Dio una vuelta a baja altura para medir la playa al ojo y buscar el mejor ángulo para la maniobra.

– No será la primera vez que aterrizo en menos de doscientos metros. ¡Sujétense, muchachos, que vamos a galopar! -anunció con otro de sus típicos gritos de guerra.

Hasta ese momento Angie Ninderera había pilotado muy relajada, con una lata de cerveza entre las rodillas y su cigarro en la mano. Ahora su actitud cambió. Apagó el cigarro contra el cenicero pegado con cinta adhesiva en el piso, acomodó su corpulenta humanidad en el asiento, se aferró a dos manos del volante y se dispuso a tomar posición, sin dejar de maldecir y aullar como comanche, llamando a la buena suerte que, según ella, nunca le fallaba, porque para eso llevaba su fetiche colgado al cuello. Kate Cold coreó a Angie, gritando hasta desgañitarse, porque no se le ocurrió otra forma de desahogar los nervios. Nadia Santos cerró los ojos y pensó en su padre.
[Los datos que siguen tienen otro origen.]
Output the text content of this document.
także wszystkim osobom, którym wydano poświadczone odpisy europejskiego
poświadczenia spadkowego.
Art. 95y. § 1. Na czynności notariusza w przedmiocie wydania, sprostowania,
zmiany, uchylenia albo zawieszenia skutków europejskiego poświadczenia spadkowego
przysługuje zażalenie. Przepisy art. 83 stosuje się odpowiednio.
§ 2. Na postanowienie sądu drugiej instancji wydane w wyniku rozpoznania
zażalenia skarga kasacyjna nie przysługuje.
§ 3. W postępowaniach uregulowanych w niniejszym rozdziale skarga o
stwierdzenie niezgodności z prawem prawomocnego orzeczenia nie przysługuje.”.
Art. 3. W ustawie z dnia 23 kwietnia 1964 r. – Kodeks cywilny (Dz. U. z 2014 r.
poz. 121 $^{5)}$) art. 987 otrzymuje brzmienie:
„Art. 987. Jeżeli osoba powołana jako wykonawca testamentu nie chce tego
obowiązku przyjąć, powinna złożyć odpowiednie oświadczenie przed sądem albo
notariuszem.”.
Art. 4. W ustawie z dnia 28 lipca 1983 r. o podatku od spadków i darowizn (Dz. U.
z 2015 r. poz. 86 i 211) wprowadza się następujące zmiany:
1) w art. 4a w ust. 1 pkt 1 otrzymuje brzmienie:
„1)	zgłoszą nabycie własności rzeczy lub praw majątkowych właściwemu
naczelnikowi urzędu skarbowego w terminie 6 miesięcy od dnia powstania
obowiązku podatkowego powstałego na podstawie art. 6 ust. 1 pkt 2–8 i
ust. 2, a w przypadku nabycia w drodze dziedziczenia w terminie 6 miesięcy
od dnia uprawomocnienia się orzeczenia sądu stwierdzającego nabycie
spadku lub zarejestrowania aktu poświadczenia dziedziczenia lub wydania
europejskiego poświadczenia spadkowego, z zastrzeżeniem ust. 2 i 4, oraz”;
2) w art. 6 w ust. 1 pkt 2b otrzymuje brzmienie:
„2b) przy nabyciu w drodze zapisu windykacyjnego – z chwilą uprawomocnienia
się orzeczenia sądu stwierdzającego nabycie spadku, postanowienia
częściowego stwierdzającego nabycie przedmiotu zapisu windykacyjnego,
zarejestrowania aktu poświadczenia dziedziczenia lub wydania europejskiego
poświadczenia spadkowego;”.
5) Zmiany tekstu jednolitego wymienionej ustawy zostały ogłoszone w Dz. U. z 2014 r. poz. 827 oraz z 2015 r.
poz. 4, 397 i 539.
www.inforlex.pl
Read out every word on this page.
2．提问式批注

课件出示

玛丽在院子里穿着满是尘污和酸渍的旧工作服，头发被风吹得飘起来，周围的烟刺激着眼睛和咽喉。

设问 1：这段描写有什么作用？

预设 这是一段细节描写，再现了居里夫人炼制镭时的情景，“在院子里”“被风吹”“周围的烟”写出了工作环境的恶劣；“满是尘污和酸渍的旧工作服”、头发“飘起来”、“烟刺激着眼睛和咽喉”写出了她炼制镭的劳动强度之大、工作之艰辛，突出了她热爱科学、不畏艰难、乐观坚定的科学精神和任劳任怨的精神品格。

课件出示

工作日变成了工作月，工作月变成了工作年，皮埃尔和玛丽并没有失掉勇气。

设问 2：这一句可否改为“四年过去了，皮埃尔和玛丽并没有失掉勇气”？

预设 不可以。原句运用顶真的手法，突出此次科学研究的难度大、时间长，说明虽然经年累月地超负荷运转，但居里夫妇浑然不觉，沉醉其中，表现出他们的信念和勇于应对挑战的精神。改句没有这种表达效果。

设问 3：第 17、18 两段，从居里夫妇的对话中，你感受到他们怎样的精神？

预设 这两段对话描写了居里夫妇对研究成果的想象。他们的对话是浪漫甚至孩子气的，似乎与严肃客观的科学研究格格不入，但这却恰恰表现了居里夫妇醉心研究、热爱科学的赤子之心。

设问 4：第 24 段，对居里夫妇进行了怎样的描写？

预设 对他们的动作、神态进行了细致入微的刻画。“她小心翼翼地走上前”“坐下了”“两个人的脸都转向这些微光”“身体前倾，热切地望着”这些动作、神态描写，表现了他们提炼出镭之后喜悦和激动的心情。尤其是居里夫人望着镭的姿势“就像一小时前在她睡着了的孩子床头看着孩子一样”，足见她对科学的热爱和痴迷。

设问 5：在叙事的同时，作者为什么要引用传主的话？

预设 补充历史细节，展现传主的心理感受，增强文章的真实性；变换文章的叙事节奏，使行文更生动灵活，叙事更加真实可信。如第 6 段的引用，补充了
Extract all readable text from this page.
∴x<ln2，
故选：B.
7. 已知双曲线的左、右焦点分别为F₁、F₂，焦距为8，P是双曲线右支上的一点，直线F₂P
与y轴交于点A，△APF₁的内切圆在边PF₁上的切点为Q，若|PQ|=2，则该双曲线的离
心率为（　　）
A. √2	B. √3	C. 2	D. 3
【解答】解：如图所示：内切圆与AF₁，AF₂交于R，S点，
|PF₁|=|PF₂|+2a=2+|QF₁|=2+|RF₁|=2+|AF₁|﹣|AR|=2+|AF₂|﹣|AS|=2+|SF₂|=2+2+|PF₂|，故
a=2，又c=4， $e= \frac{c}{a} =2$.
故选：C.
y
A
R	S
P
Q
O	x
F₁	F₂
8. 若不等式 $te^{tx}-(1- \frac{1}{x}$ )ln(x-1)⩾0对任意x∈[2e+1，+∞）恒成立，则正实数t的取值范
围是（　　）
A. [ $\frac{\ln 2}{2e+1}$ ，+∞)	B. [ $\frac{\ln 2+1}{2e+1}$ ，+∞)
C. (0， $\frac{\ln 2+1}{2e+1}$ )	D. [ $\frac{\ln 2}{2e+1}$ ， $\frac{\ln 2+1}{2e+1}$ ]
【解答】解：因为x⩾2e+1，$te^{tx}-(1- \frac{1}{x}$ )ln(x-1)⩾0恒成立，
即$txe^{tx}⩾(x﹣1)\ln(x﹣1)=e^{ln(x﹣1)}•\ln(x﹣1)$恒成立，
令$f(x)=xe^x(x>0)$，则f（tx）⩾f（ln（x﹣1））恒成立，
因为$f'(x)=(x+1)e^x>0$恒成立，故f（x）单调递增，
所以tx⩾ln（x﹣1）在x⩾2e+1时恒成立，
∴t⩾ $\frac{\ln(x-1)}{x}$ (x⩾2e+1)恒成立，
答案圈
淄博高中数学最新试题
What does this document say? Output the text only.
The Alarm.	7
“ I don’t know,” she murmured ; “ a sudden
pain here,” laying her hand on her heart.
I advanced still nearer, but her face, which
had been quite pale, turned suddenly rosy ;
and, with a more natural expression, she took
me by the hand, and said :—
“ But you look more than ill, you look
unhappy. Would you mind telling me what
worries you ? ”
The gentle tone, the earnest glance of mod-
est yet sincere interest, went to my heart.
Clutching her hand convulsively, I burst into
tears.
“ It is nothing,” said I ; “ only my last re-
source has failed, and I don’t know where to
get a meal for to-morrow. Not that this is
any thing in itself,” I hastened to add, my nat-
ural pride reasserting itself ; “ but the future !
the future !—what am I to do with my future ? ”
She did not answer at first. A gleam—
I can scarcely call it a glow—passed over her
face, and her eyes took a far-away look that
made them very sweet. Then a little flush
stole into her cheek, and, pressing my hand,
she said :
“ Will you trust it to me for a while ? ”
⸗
Alexander Cold abrió bien los suyos, invocando a su amigo, el lama Tensing, cuya prodigiosa fuerza mental podría serles de gran ayuda en esos momentos, pero Tensing estaba muy lejos. El hermano Fernando se puso a rezar en voz alta en español, acompañado por Joel González. Al final de la breve playa se elevaba, como una muralla china, la vegetación impenetrable de la selva. Tenían sólo una oportunidad de aterrizar; si fallaban, no había pista suficiente para volver a elevarse y se estrellarían contra los árboles.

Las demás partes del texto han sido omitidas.